"It makes me laugh to imagine anyone finding my comic work erotic," states Aline Kominsky Crumb, "and in general I can say the same thing about most Underground comic art." She's got a point. Other people's erotic fantasies and obsessions are ridiculous, unless they happen to turn you on, too.
If Sturgeon's Law is true, then ninety per cent of all the erotic comics drawn, then and now, are crap. Tim Pilcher's brief but informative history of the remaining ten per cent revels in the allure of that minority of comics, those drawn with a powerful personal style. What's weirdly consistent about powerful personal styles (and this is an observation Pilcher never quite manages to articulate, though he comes close) is that going public with one's sexual fantasies means going public with one's fascination with the grotesque as well. It's as if artists can't choose which boundaries not to cross in their work, not if they're being honest with themselves as well as dedicated to cartooning as a professional pursuit. That dedication, and society's expectations of us, however hypocritical, may explain why the history of erotic comics (at least up to this volume's cutoff date of the early 'seventies) is a history of artists getting screwed -- by their publishers, usually, but also by the police and the courts.
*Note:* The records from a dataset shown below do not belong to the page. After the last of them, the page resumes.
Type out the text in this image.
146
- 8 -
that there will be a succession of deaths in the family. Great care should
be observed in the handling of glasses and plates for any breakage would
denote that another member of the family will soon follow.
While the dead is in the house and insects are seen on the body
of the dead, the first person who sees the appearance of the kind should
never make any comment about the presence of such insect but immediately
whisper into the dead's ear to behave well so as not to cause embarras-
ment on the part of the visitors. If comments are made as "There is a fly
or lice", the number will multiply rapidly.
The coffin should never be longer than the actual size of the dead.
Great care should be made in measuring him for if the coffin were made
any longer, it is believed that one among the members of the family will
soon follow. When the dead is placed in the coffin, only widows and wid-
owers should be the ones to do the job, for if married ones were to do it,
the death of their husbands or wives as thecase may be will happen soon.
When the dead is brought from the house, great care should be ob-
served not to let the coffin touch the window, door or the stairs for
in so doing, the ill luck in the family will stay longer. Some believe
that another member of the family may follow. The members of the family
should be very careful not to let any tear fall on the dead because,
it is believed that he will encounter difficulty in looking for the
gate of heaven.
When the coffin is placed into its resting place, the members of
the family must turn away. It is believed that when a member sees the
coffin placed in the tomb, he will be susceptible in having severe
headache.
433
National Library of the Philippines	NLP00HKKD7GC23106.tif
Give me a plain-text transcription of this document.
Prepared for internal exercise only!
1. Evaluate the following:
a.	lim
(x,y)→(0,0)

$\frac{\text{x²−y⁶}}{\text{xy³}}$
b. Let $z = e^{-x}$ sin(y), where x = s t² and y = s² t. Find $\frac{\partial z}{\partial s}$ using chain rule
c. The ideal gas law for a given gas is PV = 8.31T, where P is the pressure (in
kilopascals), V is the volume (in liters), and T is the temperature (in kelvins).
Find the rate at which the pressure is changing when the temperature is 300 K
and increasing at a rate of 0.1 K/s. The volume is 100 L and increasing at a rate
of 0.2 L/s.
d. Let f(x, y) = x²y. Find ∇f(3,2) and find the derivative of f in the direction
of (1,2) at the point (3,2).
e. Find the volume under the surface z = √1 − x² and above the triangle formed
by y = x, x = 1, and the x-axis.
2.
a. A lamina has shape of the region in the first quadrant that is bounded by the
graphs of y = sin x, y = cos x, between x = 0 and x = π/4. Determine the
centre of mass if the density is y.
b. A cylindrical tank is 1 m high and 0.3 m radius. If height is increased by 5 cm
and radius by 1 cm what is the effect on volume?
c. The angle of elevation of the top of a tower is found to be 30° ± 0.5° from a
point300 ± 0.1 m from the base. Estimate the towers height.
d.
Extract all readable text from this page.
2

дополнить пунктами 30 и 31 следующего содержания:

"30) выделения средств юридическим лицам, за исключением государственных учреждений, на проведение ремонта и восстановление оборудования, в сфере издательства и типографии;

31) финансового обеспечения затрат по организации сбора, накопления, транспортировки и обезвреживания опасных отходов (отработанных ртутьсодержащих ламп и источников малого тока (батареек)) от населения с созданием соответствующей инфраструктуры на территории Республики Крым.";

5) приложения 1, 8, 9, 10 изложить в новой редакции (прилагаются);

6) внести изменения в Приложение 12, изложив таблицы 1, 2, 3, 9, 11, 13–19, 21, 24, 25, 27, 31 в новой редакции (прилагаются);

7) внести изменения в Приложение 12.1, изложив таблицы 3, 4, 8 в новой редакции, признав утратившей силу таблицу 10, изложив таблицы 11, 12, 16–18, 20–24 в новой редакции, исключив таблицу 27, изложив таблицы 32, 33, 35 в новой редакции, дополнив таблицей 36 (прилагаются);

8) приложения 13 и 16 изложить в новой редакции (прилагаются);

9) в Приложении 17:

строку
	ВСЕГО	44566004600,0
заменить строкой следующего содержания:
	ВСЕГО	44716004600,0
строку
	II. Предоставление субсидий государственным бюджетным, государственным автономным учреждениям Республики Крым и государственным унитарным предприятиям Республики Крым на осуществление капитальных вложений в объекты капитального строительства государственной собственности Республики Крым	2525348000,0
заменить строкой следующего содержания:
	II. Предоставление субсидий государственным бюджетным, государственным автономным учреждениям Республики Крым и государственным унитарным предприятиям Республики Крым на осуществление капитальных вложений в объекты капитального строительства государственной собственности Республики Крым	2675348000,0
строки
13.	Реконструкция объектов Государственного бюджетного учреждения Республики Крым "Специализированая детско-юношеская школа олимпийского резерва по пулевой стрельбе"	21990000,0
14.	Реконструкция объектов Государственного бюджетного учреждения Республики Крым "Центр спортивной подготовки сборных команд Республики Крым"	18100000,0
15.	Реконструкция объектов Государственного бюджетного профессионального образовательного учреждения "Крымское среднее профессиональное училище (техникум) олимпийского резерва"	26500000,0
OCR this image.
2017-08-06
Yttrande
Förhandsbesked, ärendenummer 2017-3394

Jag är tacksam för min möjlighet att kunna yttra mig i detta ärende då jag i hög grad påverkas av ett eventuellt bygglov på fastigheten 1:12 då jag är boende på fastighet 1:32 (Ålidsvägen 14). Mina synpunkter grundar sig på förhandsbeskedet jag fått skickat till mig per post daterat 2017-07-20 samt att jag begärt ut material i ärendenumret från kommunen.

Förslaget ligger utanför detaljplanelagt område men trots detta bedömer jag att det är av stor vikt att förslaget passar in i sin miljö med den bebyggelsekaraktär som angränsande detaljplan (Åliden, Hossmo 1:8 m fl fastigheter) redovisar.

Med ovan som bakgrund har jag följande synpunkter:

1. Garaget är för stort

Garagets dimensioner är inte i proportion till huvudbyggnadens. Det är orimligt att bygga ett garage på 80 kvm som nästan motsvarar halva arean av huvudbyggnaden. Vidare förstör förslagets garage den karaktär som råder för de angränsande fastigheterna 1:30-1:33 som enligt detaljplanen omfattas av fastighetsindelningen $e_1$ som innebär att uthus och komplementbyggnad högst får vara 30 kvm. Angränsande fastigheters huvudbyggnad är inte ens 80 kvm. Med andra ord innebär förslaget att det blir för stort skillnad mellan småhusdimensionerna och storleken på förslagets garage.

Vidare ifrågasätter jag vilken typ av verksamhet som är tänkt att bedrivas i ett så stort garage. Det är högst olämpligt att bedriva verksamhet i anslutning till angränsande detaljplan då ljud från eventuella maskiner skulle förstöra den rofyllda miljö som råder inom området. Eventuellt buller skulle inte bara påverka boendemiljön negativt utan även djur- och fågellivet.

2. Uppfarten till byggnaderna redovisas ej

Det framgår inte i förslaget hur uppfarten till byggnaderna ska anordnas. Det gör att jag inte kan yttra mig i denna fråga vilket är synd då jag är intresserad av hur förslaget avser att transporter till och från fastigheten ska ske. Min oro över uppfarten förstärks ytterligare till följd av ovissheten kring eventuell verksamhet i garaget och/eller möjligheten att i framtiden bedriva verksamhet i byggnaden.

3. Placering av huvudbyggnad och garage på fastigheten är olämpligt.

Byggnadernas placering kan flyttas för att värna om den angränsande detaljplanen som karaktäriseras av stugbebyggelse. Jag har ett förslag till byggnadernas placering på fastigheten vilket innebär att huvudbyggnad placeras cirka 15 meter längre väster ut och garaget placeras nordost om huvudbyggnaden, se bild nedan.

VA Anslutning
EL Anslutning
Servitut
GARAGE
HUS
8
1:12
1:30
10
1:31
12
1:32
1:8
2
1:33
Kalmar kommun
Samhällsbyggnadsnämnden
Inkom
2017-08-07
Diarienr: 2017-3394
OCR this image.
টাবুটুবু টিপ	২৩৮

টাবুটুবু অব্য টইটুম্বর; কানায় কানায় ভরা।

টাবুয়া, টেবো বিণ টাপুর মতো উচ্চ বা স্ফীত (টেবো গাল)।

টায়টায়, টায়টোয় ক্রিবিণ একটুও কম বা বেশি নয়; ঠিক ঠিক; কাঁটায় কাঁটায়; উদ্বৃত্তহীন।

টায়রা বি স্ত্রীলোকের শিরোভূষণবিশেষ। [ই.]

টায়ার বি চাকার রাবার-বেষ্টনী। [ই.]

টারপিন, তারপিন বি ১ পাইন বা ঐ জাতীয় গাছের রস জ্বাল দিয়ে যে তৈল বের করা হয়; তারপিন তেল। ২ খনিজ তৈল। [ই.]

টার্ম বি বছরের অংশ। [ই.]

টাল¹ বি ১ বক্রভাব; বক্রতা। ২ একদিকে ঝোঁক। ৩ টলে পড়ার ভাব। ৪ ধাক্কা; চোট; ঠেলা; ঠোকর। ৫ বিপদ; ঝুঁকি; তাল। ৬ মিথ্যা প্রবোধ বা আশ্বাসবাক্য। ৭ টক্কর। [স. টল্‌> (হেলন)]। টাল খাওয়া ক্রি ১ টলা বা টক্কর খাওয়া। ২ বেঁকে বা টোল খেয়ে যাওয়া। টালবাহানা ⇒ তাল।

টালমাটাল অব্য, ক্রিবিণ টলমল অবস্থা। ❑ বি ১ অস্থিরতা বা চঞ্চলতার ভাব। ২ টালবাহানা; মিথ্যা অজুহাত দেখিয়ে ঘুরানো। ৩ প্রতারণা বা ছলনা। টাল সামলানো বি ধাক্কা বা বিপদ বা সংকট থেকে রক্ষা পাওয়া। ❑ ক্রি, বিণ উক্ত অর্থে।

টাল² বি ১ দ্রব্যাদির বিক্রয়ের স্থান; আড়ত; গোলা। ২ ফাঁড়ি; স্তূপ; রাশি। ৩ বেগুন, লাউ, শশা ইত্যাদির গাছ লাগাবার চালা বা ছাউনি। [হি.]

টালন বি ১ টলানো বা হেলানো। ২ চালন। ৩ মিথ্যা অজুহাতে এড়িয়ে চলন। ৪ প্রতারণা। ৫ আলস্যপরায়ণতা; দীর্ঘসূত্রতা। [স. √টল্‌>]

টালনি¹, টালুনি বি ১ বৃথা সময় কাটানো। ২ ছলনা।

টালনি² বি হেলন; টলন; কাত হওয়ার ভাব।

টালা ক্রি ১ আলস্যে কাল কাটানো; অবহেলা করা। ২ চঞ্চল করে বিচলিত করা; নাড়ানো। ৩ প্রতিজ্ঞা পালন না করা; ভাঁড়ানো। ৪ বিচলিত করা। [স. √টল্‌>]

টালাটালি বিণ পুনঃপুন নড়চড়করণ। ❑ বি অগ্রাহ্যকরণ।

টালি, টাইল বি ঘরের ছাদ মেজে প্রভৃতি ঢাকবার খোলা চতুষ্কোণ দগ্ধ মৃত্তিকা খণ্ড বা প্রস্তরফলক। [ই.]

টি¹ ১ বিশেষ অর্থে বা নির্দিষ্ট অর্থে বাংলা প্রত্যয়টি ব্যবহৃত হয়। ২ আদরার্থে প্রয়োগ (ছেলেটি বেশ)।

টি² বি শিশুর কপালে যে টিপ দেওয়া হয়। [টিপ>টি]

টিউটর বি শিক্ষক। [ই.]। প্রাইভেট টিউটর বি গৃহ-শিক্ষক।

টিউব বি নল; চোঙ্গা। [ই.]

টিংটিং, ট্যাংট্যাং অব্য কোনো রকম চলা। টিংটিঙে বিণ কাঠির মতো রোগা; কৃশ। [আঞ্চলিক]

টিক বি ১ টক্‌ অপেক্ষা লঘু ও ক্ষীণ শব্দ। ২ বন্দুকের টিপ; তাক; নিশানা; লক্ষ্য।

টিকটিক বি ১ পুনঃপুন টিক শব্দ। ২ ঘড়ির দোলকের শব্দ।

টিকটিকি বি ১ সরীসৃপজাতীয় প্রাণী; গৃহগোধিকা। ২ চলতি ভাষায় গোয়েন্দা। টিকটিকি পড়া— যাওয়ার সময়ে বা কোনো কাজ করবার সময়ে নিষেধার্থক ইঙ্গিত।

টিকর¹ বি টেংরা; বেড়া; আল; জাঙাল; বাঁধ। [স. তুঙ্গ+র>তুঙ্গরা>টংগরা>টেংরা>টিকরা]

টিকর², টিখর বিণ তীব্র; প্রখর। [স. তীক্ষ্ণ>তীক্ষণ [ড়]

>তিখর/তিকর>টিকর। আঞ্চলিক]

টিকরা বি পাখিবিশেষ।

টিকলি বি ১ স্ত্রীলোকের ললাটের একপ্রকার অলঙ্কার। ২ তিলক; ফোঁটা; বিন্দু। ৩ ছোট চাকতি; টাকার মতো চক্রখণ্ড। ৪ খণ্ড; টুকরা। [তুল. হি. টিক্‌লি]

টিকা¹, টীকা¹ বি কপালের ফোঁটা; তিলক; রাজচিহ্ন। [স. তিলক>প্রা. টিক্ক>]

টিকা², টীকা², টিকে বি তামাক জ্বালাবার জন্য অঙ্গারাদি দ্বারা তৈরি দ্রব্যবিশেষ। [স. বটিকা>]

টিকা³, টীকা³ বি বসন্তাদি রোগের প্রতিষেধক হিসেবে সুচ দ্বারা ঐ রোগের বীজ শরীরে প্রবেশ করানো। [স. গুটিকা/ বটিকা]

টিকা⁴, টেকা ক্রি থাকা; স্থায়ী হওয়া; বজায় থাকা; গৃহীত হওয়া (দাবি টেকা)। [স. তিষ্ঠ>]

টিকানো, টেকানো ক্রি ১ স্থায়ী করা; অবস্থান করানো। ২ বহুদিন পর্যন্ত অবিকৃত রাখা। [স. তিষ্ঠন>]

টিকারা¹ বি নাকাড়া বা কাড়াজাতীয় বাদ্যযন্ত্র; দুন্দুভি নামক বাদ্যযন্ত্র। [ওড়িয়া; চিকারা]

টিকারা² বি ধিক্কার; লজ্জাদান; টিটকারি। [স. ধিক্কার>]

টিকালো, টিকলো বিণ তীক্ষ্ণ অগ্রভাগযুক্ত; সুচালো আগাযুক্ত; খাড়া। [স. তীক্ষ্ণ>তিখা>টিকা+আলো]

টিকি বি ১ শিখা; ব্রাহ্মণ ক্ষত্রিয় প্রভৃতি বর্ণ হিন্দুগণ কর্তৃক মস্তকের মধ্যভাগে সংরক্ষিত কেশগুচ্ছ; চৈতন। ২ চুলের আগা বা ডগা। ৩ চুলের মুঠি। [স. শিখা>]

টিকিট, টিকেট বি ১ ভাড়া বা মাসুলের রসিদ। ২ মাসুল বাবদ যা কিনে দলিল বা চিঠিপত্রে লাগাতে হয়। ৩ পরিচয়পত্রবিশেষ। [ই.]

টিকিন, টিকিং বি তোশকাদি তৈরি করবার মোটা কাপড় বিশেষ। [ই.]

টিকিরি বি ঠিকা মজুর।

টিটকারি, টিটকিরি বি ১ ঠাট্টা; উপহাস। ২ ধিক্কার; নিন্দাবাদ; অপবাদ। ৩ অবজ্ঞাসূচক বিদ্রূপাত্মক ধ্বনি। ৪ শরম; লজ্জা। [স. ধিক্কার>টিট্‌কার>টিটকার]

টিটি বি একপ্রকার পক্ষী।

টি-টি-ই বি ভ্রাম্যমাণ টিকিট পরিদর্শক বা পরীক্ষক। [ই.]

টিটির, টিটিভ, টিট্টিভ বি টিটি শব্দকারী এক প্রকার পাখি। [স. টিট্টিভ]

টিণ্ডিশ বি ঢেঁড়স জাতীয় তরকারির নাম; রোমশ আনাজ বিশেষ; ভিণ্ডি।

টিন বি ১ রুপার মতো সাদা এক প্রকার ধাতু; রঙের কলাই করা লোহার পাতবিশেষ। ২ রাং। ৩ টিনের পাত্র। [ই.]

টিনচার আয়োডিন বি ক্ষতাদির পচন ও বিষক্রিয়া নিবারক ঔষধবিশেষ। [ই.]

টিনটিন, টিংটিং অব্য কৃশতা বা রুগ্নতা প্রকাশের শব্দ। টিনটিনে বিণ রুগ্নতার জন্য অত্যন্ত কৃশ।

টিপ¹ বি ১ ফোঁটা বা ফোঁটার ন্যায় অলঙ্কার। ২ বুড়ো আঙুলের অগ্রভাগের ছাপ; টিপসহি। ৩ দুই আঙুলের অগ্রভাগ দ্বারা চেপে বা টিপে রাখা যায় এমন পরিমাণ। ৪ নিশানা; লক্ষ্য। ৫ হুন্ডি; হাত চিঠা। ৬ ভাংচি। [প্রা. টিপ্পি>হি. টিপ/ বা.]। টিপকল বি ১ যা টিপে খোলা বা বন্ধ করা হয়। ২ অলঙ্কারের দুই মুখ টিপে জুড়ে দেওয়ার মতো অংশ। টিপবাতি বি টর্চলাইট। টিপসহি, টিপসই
This is a picture book, and Pilcher's selection of images is very good indeed. The first of five chapters covers the prehistory of underground comics, from the bounty of the 18th century (Hogarth, Rowlandson, Japanese shunga prints, and illustrations for the Kama Sutra), through saucy postcards, Tijuana Bibles, pin-up paintings, and risque comic strips for servicemen. Chapter 2 covers the rise of Playboy magazine and its low rent competitors, but it's too bad Pilcher couldn't get the rights to reproduce any of Kurtzman and Elder's delicious "Little Annie Fanny" panels.
Chapter 3 focuses on bondage comics, while the fourth chapter is devoted to the underground comix of the 'sixties, dominated by the Picasso of the counterculture, R. Crumb. The final chapter is a brief survey of the rise of the French and Italian erotic comics industries, with their daunting standards of draftsmanship, as well as a glimpse of the Mexican sensacionale, which sells twenty million copies a month while satisfying what seems to be a national taste for erotica that's both gratuitous and moralistic -- rather like American sitcoms, now that I think of it.